WAYK is very excited to announce—after months (and years!) of planning with our host community—that our 2018 Summer Intensive will take place in Anchorage, Alaska!

In 2018, we will continue our work with Unangam Tunuu, an Eskimo-Aleut language with a small number of speakers in the Aleutian and Pribilof Islands. Unangam Tunuu has been the focus of our Summer Intensives since 2015. On St. Paul Island in 2015 and 2017, we worked with the Eastern/Pribilovian dialect of Unangam Tunuu, and in Atka in 2016, we worked with the Western/Atkan dialect. In recent years, more and more Unangax̂ people of all ages have been moving to Anchorage from the Aleutians and Pribilofs, including several of the fluent speakers we have worked with in the past. Anchorage is also the home of APIA (the Aleutian Pribilof Islands Association), our partner/host organization for this year’s Summer Intensive.

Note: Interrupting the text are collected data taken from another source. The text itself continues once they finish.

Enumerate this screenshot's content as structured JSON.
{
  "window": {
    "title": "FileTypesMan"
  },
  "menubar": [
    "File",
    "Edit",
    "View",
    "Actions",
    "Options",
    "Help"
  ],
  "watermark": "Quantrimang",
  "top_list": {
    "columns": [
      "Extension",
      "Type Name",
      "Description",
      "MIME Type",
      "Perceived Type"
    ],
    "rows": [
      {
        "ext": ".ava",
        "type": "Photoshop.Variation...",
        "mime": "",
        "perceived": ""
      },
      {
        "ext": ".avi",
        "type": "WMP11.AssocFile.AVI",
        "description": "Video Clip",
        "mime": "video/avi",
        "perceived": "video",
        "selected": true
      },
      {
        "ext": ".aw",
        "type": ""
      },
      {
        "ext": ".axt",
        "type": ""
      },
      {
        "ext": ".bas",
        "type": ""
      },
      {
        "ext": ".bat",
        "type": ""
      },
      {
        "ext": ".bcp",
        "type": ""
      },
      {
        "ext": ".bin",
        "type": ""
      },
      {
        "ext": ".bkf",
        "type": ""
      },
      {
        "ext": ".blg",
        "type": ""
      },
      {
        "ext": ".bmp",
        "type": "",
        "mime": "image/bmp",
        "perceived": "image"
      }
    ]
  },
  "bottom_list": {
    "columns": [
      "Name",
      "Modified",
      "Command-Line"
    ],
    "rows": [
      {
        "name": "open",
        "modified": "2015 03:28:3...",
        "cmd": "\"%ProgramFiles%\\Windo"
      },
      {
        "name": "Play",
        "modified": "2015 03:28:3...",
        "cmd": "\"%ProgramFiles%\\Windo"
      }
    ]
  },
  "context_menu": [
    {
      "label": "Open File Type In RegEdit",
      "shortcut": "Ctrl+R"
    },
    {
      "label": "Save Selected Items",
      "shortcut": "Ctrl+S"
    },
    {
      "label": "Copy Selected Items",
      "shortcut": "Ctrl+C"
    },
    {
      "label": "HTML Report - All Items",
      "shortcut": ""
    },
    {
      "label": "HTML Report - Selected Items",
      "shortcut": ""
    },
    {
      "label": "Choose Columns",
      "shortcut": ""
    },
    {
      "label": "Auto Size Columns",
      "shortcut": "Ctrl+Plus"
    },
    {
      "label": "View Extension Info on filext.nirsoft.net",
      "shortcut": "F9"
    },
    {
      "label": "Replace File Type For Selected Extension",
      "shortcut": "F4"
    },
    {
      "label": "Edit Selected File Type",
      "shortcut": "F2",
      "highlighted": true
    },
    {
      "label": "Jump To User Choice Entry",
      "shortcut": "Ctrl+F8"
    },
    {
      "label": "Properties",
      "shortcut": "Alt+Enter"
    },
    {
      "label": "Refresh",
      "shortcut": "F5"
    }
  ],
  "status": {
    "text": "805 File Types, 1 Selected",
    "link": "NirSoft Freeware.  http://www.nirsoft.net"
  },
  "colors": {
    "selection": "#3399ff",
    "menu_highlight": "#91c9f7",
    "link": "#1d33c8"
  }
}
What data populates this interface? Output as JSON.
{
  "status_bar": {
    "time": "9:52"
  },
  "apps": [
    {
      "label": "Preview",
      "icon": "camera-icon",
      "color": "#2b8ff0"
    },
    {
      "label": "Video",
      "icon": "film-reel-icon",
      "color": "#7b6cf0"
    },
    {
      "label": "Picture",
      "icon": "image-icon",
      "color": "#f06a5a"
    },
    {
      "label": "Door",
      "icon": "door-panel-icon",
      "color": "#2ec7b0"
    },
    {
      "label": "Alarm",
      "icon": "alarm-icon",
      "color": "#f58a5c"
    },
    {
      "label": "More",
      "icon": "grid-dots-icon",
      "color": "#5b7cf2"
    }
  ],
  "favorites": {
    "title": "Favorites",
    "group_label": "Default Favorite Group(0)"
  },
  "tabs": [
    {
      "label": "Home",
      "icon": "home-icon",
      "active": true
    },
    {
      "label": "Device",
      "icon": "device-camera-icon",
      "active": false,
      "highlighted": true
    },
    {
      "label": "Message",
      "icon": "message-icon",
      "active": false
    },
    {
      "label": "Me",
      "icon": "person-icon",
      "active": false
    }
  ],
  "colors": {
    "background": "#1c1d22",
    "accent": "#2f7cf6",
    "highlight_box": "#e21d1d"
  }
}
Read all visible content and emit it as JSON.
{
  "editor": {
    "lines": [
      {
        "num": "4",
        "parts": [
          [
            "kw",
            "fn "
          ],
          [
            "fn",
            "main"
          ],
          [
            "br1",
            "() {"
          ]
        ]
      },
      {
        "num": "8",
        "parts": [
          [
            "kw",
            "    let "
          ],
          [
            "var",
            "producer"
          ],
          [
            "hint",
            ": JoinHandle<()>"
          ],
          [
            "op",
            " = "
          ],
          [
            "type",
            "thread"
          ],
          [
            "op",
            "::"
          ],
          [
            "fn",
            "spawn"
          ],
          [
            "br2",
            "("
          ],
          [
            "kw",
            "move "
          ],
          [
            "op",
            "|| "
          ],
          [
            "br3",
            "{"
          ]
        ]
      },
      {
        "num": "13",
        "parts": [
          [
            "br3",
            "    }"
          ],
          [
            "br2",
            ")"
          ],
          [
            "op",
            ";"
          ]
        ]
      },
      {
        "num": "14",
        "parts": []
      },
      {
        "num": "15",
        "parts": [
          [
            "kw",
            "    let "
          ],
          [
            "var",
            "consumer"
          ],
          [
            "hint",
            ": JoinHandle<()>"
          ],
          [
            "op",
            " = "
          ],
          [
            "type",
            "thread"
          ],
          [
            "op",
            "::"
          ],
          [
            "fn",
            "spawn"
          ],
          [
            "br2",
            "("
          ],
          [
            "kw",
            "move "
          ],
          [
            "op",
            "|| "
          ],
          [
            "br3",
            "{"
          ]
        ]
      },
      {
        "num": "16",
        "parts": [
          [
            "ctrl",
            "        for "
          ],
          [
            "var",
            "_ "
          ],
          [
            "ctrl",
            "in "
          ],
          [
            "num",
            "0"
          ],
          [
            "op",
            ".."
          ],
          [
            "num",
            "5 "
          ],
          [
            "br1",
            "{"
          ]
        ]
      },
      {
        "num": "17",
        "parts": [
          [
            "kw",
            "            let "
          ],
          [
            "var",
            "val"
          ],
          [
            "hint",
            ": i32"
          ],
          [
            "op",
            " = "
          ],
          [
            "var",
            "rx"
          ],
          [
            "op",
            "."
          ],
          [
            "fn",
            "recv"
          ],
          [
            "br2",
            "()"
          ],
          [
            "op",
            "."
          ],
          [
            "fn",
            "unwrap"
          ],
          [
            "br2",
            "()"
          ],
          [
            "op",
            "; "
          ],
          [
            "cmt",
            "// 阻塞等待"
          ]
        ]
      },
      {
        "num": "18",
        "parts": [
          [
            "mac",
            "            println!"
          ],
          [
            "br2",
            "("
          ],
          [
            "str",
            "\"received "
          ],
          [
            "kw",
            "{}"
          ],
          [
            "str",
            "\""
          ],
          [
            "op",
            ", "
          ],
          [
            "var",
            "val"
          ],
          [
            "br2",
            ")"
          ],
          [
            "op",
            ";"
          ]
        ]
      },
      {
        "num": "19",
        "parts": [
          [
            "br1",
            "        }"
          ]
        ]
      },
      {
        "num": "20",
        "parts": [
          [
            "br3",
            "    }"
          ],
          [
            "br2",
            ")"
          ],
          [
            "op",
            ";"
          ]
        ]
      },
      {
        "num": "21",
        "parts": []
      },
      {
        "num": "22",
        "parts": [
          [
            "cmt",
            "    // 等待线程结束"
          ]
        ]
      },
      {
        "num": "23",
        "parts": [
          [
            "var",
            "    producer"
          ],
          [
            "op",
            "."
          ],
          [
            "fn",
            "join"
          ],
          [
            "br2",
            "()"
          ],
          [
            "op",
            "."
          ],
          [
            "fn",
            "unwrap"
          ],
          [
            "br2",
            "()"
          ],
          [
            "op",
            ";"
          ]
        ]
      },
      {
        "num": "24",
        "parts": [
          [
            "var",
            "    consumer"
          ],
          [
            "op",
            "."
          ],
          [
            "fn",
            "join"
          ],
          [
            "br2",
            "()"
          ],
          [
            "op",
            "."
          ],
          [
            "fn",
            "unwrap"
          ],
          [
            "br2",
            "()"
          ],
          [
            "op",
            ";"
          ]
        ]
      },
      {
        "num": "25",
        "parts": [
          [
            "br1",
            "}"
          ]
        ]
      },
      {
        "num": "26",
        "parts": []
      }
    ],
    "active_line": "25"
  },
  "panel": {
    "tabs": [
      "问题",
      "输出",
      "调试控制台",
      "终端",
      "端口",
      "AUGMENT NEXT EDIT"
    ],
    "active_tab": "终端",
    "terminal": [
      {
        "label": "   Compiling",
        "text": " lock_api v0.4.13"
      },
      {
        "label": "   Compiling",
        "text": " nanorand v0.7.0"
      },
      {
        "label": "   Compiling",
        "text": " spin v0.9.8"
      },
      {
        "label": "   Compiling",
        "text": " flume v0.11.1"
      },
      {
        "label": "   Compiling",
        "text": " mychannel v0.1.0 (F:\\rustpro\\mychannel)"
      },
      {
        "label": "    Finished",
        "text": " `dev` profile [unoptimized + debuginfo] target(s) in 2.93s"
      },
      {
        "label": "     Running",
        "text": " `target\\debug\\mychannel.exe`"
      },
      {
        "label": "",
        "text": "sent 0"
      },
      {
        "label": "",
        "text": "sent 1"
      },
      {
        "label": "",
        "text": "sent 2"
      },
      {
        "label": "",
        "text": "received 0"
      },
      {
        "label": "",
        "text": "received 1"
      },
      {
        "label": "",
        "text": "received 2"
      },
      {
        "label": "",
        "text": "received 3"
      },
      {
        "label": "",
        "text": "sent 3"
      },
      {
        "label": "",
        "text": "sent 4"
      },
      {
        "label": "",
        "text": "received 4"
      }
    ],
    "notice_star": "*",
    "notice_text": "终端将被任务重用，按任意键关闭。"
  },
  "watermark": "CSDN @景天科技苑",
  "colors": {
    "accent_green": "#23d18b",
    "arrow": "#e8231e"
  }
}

WAYK has been working with APIA and communities in the region since 2012, and this summer will mark the culmination of APIA’s current three-year language project (“Unangam Tanangin, Unangam Tunuu”). This project is supported by The Aleut Corporation, The Aleut Foundation, and the Administration for Native Americans, among other entities. The primary goals of the current project are: (1) to increase the fluency and teaching skills of individual learners and (2) to develop a curriculum for these new teachers as they bring their knowledge of Unangam Tunuu to other parts of the region.

This summer, the WAYK team, including 4 WAYK interns, will live in Anchorage and work with a team of local and regional speakers and youth from both Eastern and Western speaking communities. The team that comes together in Anchorage will build on the work done since 2015 in St. Paul Island and Atka and will focus on developing and supporting a sustainable language movement in an urban environment. Over the course of the Summer Intensive (May 20th — August 5th), we hope to achieve several goals that we have developed in cooperation with APIA and Unangam Tunuu language team members from throughout the region:

  • Increased Unangam Tunuu fluency for all program participants: We will provide opportunities to share the lessons that have been developed with community members who want to get involved with language, and work to increase the fluency of each person regardless of their fluency at the beginning of the summer.
  • Increased WAYK skills in “hunting” (i.e., immersion elicitation) and teaching: The creation of teachers goes hand in hand with the creation of fluent speakers, and we are working to train learners to teach and speak at the same time. For this reason, we will also place an equal emphasis on training all project participants (including interns) in WAYK learning and teaching strategies.
  • Further development of the Unangam Tunuu curricula that are currently in progress for each dialect: We plan to continue meeting and working with fluent speakers to develop new lessons throughout the summer and share those lessons with learners from around the region and in Anchorage.
  • Support for the Unangam Tunuu language movement in Anchorage: We hope to strengthen the Anchorage core team by sharing lessons developed in St. Paul and Atka, supporting their hunting sessions with fluent speakers, and assisting with the facilitation of existing and emerging Unangam Tunuu language gatherings.

The host communities for past WAYK summer projects have included: Confederated Tribes of Warm Springs (2011), Yurok Nation (2012), Kodiak Island (2013), Tsleil-Waututh Nation (2014), St. Paul Island (2015), Atka (2016), and St. Paul Island again (2017).